В статье о любви B.C. Соловьев подметил очень точно, что «сыновняя привязанность ... является корнем всего религиозного развития человечества» (Соловьев B.C. Любовь. Собр. соч. СПб., 1907. Т. 9. С. 7). Здесь в одной фразе Соловьев соединил различные, но неразделимые определения культуры как культа предков и религии как сердца культуры, без которого культура народа попросту гибнет.

Если нет сыновней привязанности к отчему дому, к родной природе, к Отечеству, то нет и глубинного верования, нет религиозности. Преданность родному, данному историей предков, историей страны, народа, не может быть не соединена с погружением в верование, ибо вся история Руси, России, о которой мы размышляем, в ее духовном содержании — это история православного верования. Сыновняя привязанность невозможна без преданности православию, точнее сказать, православная вера — это и есть верный показатель состоявшейся в личности сыновней привязанности к отцам, ко всей родословной, к преемственной череде дедушек и бабушек, ко всей истории своего народа. «Вера, - писал композитор Георгий Свиридов, - это тайный смысл существования нации» (Свиридов Г. Музыка как судьба. М.: Молодая гвардия, 2002. С.457).

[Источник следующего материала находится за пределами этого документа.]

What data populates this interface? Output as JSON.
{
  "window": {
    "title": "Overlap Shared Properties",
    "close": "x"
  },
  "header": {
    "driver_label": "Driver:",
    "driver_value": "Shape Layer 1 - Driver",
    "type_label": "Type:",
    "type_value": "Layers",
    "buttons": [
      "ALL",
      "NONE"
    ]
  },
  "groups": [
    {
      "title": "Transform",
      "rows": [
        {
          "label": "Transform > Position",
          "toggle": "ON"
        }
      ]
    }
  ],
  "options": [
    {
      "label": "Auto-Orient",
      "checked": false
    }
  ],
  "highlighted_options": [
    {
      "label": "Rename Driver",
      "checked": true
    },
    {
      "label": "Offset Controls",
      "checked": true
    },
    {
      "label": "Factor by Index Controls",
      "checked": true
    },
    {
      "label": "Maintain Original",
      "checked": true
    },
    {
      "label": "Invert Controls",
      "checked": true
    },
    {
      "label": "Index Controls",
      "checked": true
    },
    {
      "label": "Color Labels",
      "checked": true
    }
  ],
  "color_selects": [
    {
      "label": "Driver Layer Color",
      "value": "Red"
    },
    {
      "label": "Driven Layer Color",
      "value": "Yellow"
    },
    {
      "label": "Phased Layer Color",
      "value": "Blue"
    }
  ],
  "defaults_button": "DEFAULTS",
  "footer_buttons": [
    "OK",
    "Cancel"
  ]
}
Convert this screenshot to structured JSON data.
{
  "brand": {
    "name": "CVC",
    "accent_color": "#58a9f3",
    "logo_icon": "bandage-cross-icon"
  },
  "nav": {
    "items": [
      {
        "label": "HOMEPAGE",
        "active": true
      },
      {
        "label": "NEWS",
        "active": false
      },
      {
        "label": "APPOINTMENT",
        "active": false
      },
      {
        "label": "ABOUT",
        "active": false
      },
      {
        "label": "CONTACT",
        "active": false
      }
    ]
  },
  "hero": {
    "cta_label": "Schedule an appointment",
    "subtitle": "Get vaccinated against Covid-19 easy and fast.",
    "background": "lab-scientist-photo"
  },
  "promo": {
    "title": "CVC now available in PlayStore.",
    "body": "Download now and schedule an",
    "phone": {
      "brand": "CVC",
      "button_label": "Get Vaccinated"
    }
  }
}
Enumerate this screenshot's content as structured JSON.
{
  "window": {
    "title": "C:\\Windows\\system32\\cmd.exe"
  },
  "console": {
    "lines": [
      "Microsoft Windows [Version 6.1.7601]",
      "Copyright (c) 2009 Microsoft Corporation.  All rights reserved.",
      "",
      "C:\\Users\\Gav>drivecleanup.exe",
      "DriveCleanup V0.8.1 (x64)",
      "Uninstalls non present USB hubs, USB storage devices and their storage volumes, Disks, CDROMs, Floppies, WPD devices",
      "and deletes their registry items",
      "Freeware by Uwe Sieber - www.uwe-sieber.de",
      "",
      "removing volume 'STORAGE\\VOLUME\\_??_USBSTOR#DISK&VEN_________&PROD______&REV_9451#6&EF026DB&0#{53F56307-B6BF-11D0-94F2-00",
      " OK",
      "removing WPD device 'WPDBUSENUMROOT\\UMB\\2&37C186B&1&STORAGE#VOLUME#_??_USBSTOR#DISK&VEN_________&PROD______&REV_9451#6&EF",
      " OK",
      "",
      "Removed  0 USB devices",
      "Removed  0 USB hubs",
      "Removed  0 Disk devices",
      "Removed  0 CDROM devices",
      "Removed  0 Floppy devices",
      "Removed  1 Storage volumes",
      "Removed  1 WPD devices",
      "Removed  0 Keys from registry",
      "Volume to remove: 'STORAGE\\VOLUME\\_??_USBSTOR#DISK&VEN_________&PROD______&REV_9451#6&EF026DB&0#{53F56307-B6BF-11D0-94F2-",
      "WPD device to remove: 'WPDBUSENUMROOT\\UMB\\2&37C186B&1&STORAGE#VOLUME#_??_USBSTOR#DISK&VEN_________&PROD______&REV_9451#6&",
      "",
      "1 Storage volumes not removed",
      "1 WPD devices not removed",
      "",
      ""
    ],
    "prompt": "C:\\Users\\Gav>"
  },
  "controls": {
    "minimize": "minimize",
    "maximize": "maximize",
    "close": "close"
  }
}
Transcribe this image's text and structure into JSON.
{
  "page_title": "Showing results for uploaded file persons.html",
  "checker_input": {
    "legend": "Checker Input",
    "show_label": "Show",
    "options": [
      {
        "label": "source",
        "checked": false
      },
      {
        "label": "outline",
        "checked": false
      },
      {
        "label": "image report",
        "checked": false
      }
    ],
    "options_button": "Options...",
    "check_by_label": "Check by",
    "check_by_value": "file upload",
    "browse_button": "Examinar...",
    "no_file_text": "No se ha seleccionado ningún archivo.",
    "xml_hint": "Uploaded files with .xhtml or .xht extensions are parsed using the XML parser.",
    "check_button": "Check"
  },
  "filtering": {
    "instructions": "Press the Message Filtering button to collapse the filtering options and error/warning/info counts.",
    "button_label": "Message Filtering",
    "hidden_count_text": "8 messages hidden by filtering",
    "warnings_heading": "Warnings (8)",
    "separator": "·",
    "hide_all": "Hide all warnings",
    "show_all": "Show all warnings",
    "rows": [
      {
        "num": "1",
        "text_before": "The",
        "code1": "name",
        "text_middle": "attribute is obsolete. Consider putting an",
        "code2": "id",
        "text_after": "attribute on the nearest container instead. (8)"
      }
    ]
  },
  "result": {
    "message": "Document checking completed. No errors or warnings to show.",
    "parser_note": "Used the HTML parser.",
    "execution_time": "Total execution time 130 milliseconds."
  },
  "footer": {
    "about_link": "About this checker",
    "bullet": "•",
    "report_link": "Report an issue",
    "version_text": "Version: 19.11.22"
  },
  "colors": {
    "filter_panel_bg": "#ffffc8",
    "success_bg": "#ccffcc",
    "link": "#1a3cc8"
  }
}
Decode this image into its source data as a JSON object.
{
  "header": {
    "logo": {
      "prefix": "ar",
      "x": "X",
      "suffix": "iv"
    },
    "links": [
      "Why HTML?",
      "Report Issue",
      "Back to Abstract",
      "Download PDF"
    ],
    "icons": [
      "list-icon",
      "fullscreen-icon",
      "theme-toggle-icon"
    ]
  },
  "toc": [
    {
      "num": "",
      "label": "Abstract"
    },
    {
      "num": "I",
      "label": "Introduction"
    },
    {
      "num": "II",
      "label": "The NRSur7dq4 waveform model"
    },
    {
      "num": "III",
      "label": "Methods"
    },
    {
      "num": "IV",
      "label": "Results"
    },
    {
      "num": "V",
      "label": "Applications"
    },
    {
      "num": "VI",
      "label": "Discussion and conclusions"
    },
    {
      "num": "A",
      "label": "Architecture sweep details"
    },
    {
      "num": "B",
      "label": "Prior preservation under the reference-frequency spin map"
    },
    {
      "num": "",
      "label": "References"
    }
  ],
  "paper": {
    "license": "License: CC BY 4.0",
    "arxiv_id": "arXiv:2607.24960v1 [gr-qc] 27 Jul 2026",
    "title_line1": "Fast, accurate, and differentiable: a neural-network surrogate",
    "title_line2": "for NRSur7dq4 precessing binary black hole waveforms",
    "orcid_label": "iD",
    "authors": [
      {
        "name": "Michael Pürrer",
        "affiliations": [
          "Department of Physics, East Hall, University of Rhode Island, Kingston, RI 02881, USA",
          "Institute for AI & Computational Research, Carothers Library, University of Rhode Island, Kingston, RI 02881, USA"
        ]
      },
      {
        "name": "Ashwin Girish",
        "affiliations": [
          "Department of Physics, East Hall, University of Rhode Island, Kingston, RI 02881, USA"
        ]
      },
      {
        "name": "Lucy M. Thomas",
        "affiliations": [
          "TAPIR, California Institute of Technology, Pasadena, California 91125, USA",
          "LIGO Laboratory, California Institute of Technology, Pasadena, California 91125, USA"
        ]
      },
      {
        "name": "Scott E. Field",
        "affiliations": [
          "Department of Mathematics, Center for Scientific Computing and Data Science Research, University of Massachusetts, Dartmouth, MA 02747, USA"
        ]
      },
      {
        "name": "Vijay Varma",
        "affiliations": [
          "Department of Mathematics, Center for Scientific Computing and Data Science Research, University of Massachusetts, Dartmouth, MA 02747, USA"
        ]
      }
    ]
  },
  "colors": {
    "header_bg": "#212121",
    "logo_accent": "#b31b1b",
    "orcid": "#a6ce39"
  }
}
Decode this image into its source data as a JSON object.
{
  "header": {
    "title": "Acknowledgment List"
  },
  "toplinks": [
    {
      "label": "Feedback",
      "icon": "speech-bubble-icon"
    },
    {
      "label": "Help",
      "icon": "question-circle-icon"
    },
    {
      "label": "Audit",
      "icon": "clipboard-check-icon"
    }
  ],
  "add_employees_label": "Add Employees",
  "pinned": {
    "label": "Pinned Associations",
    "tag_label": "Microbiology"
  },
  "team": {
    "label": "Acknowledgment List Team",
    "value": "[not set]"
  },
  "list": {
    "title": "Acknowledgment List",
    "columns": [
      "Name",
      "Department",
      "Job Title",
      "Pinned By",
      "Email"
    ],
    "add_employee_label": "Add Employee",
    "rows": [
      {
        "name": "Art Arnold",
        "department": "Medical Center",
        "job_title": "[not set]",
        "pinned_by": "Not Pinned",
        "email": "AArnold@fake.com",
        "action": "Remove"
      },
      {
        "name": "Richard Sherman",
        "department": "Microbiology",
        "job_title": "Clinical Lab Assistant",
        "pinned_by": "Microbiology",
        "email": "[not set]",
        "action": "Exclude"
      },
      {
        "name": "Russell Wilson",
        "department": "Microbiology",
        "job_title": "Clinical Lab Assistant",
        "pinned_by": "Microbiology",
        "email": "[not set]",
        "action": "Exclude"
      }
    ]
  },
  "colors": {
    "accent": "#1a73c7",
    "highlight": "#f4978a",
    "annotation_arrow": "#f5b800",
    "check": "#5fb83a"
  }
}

Измена верованию — это измена своим предкам, забвение Отчизны, ее сокровенного духовного центра, без которого рассыпается целостная личность, превращаясь в аморфного индивида, всечеловека.

Вчитайтесь, сколь глубоки мысли русских писателей, философов о воспитании национального сознания, национального достоинства, гордости, национального характера, национального духа. Если все это эфемерно и подлежит списанию, то что станет с человеком, обретающемся в пространствах России, где были и национальная православная Церковь, и национальная русская литература, музыка, живопись, философия, где были все атрибуты национального бытия государства, народа, отраженные, кстати сказать, в национальной русской истории, написанной Татищевым, Карамзиным, Соловьевым, Ключевским, Щаповым, Шмурло, все они, от летописцев до наших современников, рисуют картины благотворного, спасительного проявления национализма как национальной культуры. Не было бы его - не состоялось бы в истории и того, что звалось поначалу Русью, потом стало Россией, а на какое-то время даже упряталось под сокращением в буквах СССР, хотя в тяжкие минуты и тогда, как во все годы, призывали: «За Россию!», а в «Позади Москва - отступать некуда» звучал голос предков, весь заряд исторической национальной ответственности.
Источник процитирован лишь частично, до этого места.